Absence nerve injury

abducens neuropathy
abducens neuropathy

As already known, the abducens nerve of the eye is responsible for turning the eyeball outward from the bridge of the nose. Violation of the conduction of the nerve leads to a violation of the mobility of the rectus lateral muscle. This causes convergent strabismus due to the fact that the internal muscle pulls on the eyeball. Clinically, this causes double vision, or scientifically, diplopia. If the patient tries to look in the affected direction, then this symptom intensifies.

Sometimes there are other pathological phenomena. For example, dizziness, impaired gait and orientation in space. In order to see normally, patients usually cover the diseased eye. The defeat of only the abducens nerve is extremely rare, as a rule, it is a combined pathology.

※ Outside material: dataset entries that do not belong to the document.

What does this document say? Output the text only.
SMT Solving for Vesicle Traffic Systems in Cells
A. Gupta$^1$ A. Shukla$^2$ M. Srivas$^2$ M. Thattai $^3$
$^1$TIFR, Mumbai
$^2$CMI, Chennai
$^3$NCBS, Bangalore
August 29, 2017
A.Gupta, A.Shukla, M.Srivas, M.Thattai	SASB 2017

Nuclear and peripheral paralysis

abducens paresis
abducens paresis

Afferent neuropathynerve in its peripheral part is found in meningitis, inflammation of the paranasal sinuses, thrombosis of the cavernous sinus, aneurysms of the intracranial segment of the carotid artery or posterior communicating artery, fracture of the base of the skull or orbit, tumors. In addition, the toxic effects of botulism and diphtheria can also damage brain structures, including cranial nerves. Peripheral paralysis of the abducens nerve is also possible with mastoiditis. Patients have Gradenigo's syndrome: paresis of the abducens nerve of the eye, combined with pain at the exit site of the frontal branch of the trigeminal nerve.

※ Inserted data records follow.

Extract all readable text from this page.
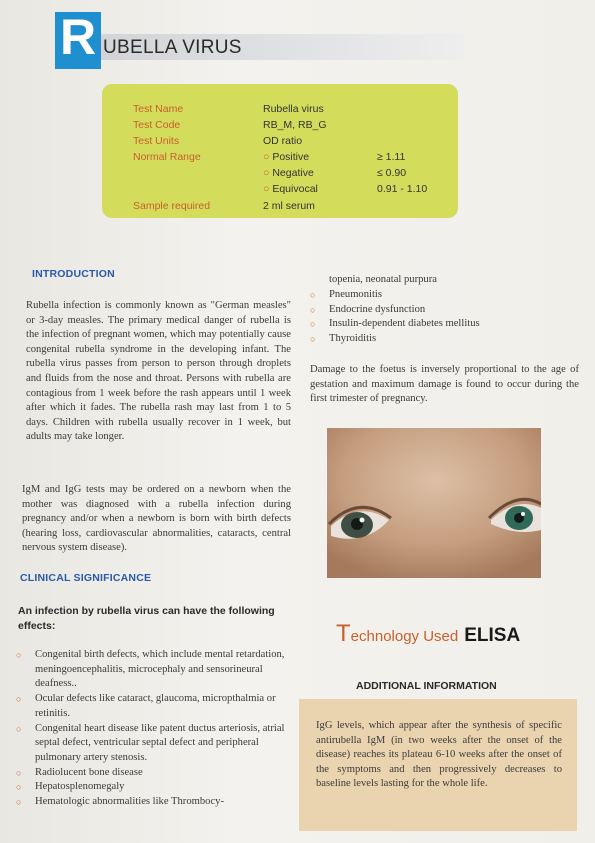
R UBELLA VIRUS
Test Name	Rubella virus
Test Code	RB_M, RB_G
Test Units	OD ratio
Normal Range	○ Positive	≥ 1.11
○ Negative	≤ 0.90
○ Equivocal	0.91 - 1.10
Sample required	2 ml serum
INTRODUCTION
Rubella infection is commonly known as "German measles" or 3-day measles. The primary medical danger of rubella is the infection of pregnant women, which may potentially cause congenital rubella syndrome in the developing infant. The rubella virus passes from person to person through droplets and fluids from the nose and throat. Persons with rubella are contagious from 1 week before the rash appears until 1 week after which it fades. The rubella rash may last from 1 to 5 days. Children with rubella usually recover in 1 week, but adults may take longer.
IgM and IgG tests may be ordered on a newborn when the mother was diagnosed with a rubella infection during pregnancy and/or when a newborn is born with birth defects (hearing loss, cardiovascular abnormalities, cataracts, central nervous system disease).
CLINICAL SIGNIFICANCE
An infection by rubella virus can have the following effects:
○ Congenital birth defects, which include mental retardation, meningoencephalitis, microcephaly and sensorineural deafness..
○ Ocular defects like cataract, glaucoma, micropthalmia or retinitis.
○ Congenital heart disease like patent ductus arteriosis, atrial septal defect, ventricular septal defect and peripheral pulmonary artery stenosis.
○ Radiolucent bone disease
○ Hepatosplenomegaly
○ Hematologic abnormalities like Thrombocy-
topenia, neonatal purpura
○ Pneumonitis
○ Endocrine dysfunction
○ Insulin-dependent diabetes mellitus
○ Thyroiditis
Damage to the foetus is inversely proportional to the age of gestation and maximum damage is found to occur during the first trimester of pregnancy.
Technology Used ELISA
ADDITIONAL INFORMATION
IgG levels, which appear after the synthesis of specific antirubella IgM (in two weeks after the onset of the disease) reaches its plateau 6-10 weeks after the onset of the symptoms and then progressively decreases to baseline levels lasting for the whole life.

Most often, nuclear disorders occur against the background of encephalitis, neurosyphilis, multiple sclerosis, hemorrhages, tumors or chronic disorders of cerebral circulation. Since the abducens and facial nerves are located side by side, the defeat of one causes the pathology of the neighboring one. The so-called Fauville alternating syndrome appears (paresis of part of the muscles of the face on the affected side and reduced movements in half of the body on the other side).

Bilateral defeat

Paresis of the abducens nerve on both sides is manifested by convergent strabismus. This condition occurs most often with increased intracranial pressure. If the amount of cerebrospinal fluid is excessive, then dislocation of the brain can be observed, that is, pressing the substance of the brain to the slope at the base of the skull. With such a development of events, the abducens nerves can easily suffer. They just in this place go to the lower surface of the brain and are practically not protected by anything.

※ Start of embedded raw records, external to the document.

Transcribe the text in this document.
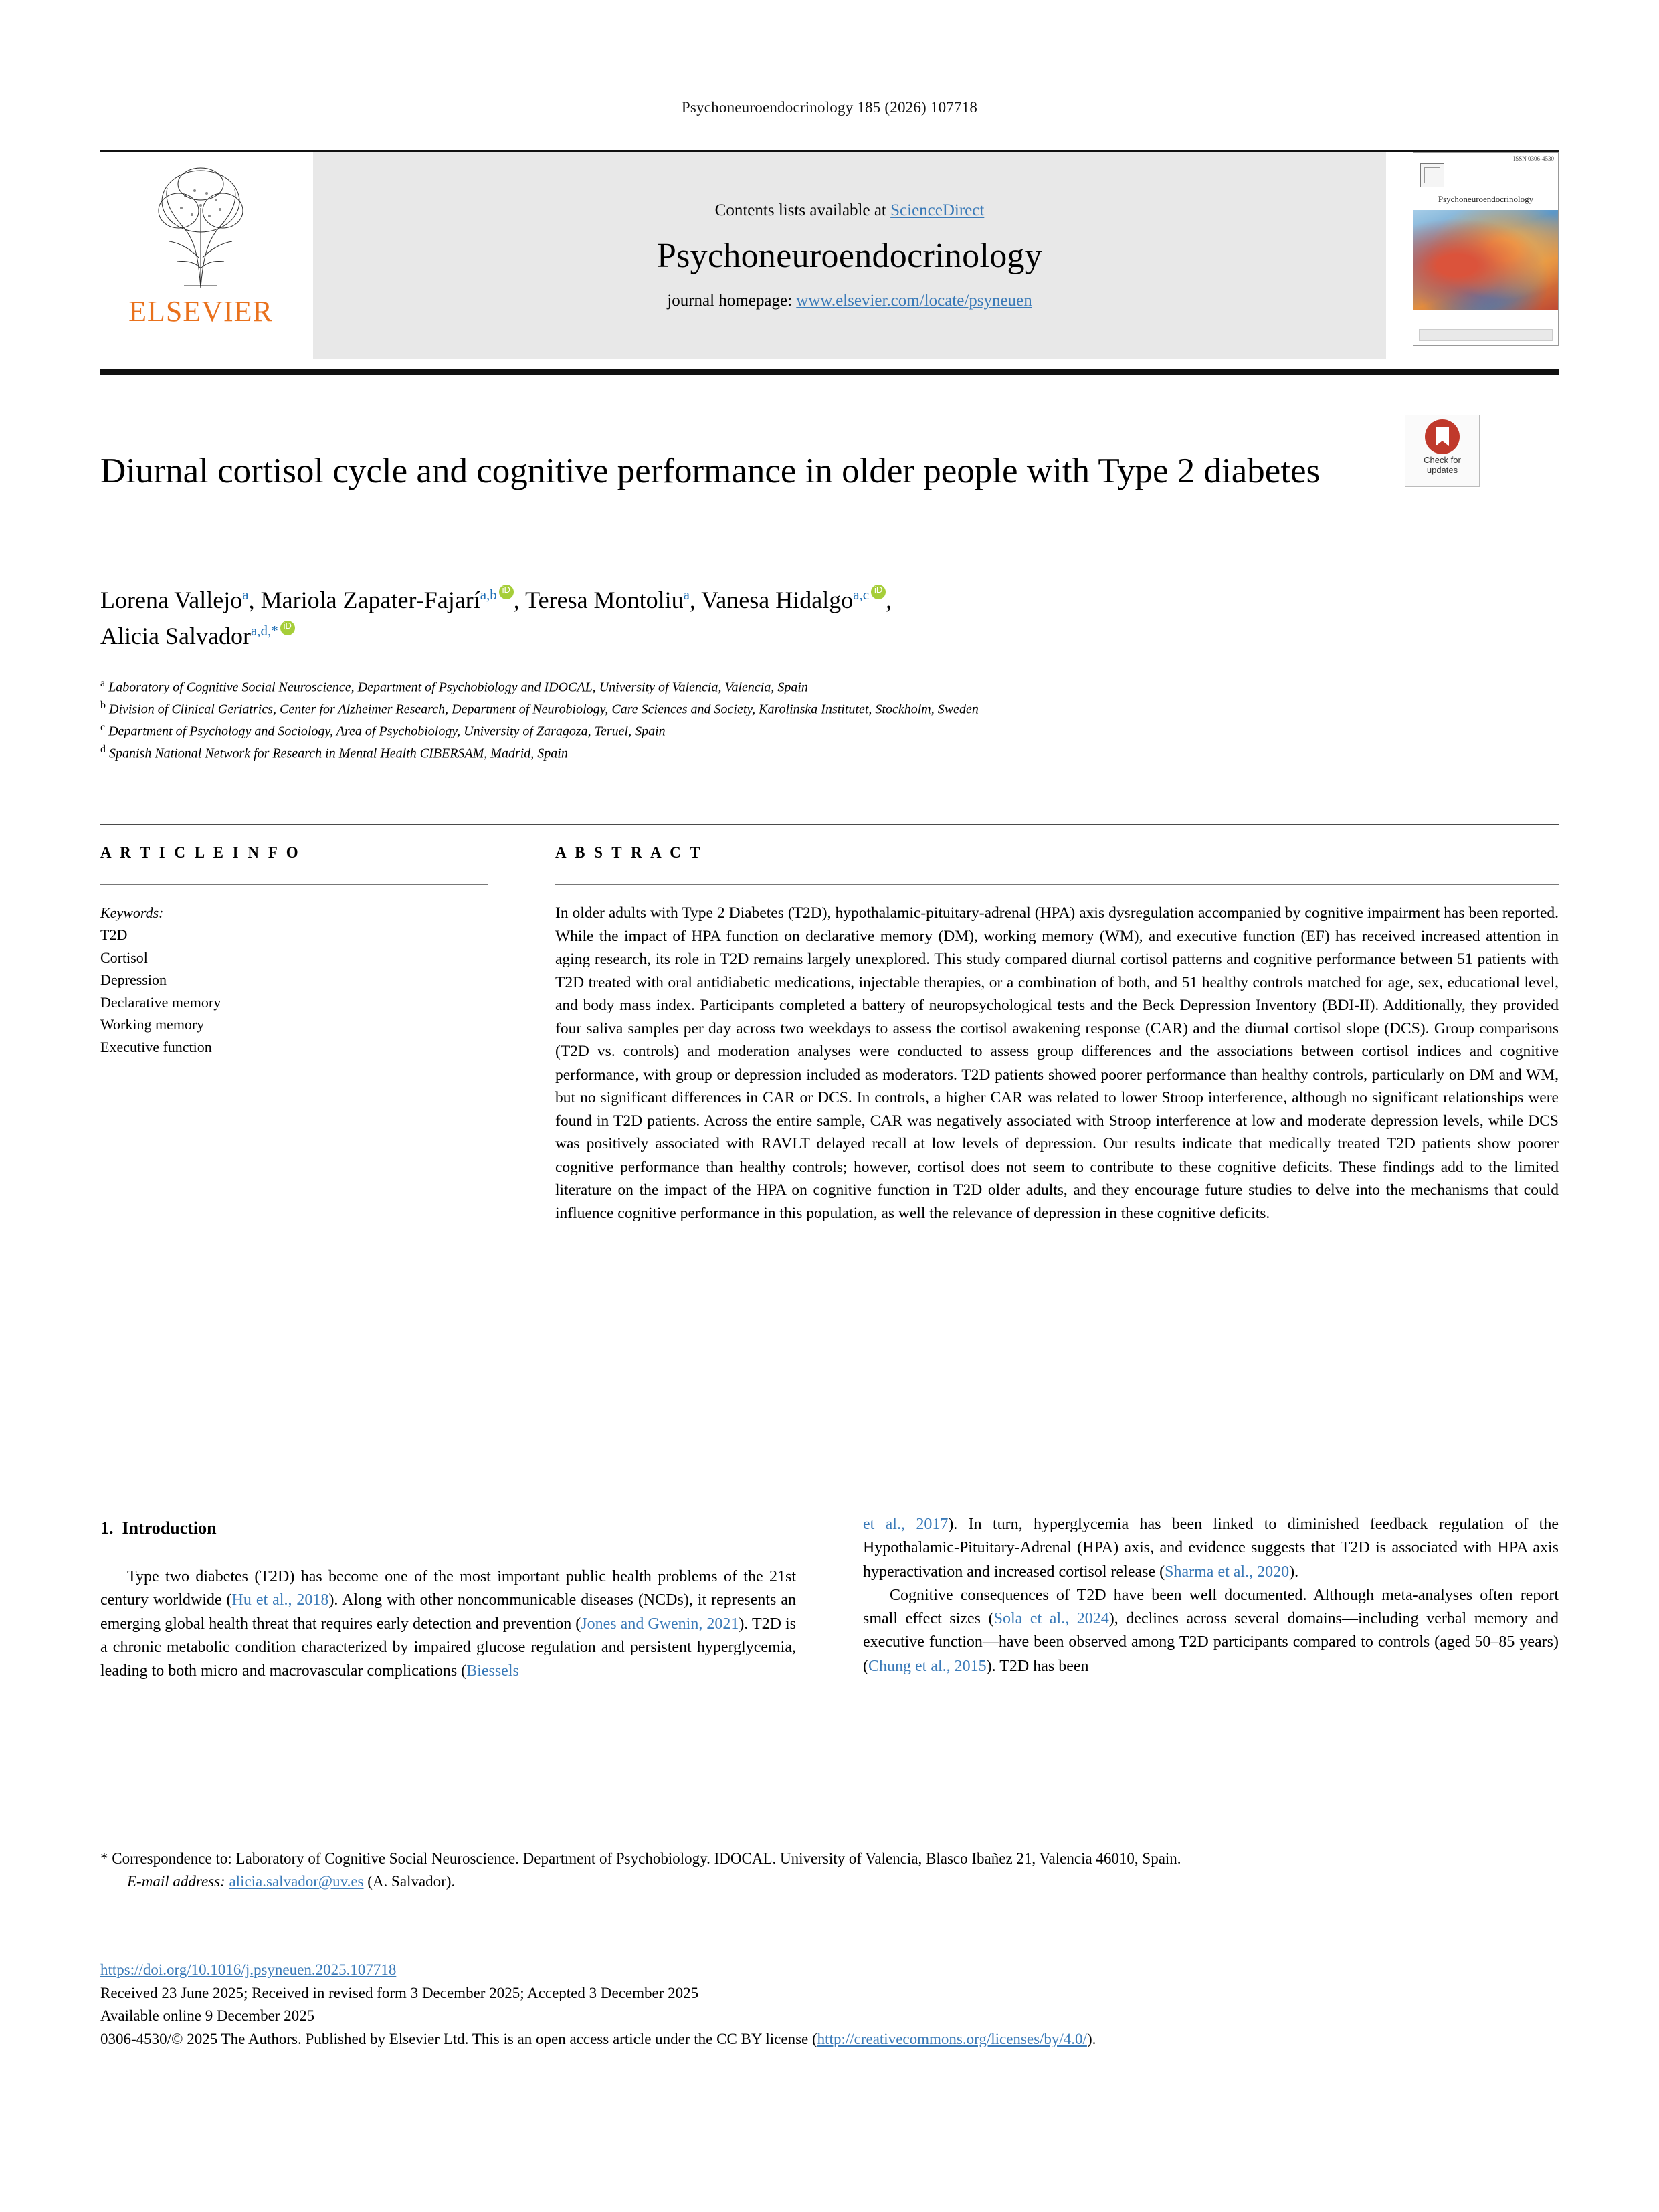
Psychoneuroendocrinology 185 (2026) 107718
ELSEVIER
Contents lists available at ScienceDirect
Psychoneuroendocrinology
journal homepage: www.elsevier.com/locate/psyneuen
ISSN 0306-4530
Psychoneuroendocrinology
Check for
updates
Diurnal cortisol cycle and cognitive performance in older people with Type 2 diabetes
Lorena Vallejo$^a$, Mariola Zapater-Fajarí$^{a,b}$ iD , Teresa Montoliu$^a$, Vanesa Hidalgo$^{a,c}$ iD ,
Alicia Salvador$^{a,d,*}$iD
$^a$ Laboratory of Cognitive Social Neuroscience, Department of Psychobiology and IDOCAL, University of Valencia, Valencia, Spain
$^b$ Division of Clinical Geriatrics, Center for Alzheimer Research, Department of Neurobiology, Care Sciences and Society, Karolinska Institutet, Stockholm, Sweden
$^c$ Department of Psychology and Sociology, Area of Psychobiology, University of Zaragoza, Teruel, Spain
$^d$ Spanish National Network for Research in Mental Health CIBERSAM, Madrid, Spain
A R T I C L E I N F O
Keywords:
T2D
Cortisol
Depression
Declarative memory
Working memory
Executive function
A B S T R A C T
In older adults with Type 2 Diabetes (T2D), hypothalamic-pituitary-adrenal (HPA) axis dysregulation accompanied by cognitive impairment has been reported. While the impact of HPA function on declarative memory (DM), working memory (WM), and executive function (EF) has received increased attention in aging research, its role in T2D remains largely unexplored. This study compared diurnal cortisol patterns and cognitive performance between 51 patients with T2D treated with oral antidiabetic medications, injectable therapies, or a combination of both, and 51 healthy controls matched for age, sex, educational level, and body mass index. Participants completed a battery of neuropsychological tests and the Beck Depression Inventory (BDI-II). Additionally, they provided four saliva samples per day across two weekdays to assess the cortisol awakening response (CAR) and the diurnal cortisol slope (DCS). Group comparisons (T2D vs. controls) and moderation analyses were conducted to assess group differences and the associations between cortisol indices and cognitive performance, with group or depression included as moderators. T2D patients showed poorer performance than healthy controls, particularly on DM and WM, but no significant differences in CAR or DCS. In controls, a higher CAR was related to lower Stroop interference, although no significant relationships were found in T2D patients. Across the entire sample, CAR was negatively associated with Stroop interference at low and moderate depression levels, while DCS was positively associated with RAVLT delayed recall at low levels of depression. Our results indicate that medically treated T2D patients show poorer cognitive performance than healthy controls; however, cortisol does not seem to contribute to these cognitive deficits. These findings add to the limited literature on the impact of the HPA on cognitive function in T2D older adults, and they encourage future studies to delve into the mechanisms that could influence cognitive performance in this population, as well the relevance of depression in these cognitive deficits.
1. Introduction

Type two diabetes (T2D) has become one of the most important public health problems of the 21st century worldwide (Hu et al., 2018). Along with other noncommunicable diseases (NCDs), it represents an emerging global health threat that requires early detection and prevention (Jones and Gwenin, 2021). T2D is a chronic metabolic condition characterized by impaired glucose regulation and persistent hyperglycemia, leading to both micro and macrovascular complications (Biessels

et al., 2017). In turn, hyperglycemia has been linked to diminished feedback regulation of the Hypothalamic-Pituitary-Adrenal (HPA) axis, and evidence suggests that T2D is associated with HPA axis hyperactivation and increased cortisol release (Sharma et al., 2020).

Cognitive consequences of T2D have been well documented. Although meta-analyses often report small effect sizes (Sola et al., 2024), declines across several domains—including verbal memory and executive function—have been observed among T2D participants compared to controls (aged 50–85 years) (Chung et al., 2015). T2D has been

* Correspondence to: Laboratory of Cognitive Social Neuroscience. Department of Psychobiology. IDOCAL. University of Valencia, Blasco Ibañez 21, Valencia 46010, Spain.
E-mail address: alicia.salvador@uv.es (A. Salvador).
https://doi.org/10.1016/j.psyneuen.2025.107718
Received 23 June 2025; Received in revised form 3 December 2025; Accepted 3 December 2025
Available online 9 December 2025
0306-4530/© 2025 The Authors. Published by Elsevier Ltd. This is an open access article under the CC BY license (http://creativecommons.org/licenses/by/4.0/).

There are other brain dislocations thatare manifested by similar symptoms:

- indentation of the tonsils into the occipitocervical funnel of the dura mater;- herniation of the cerebellum into the medullary sail and others.

They are not compatible with life, so the presence of damage to the abducens nerve is a pathological finding. In addition, it must be remembered that weakness of the external rectus muscle is one of the symptoms of myasthenia gravis.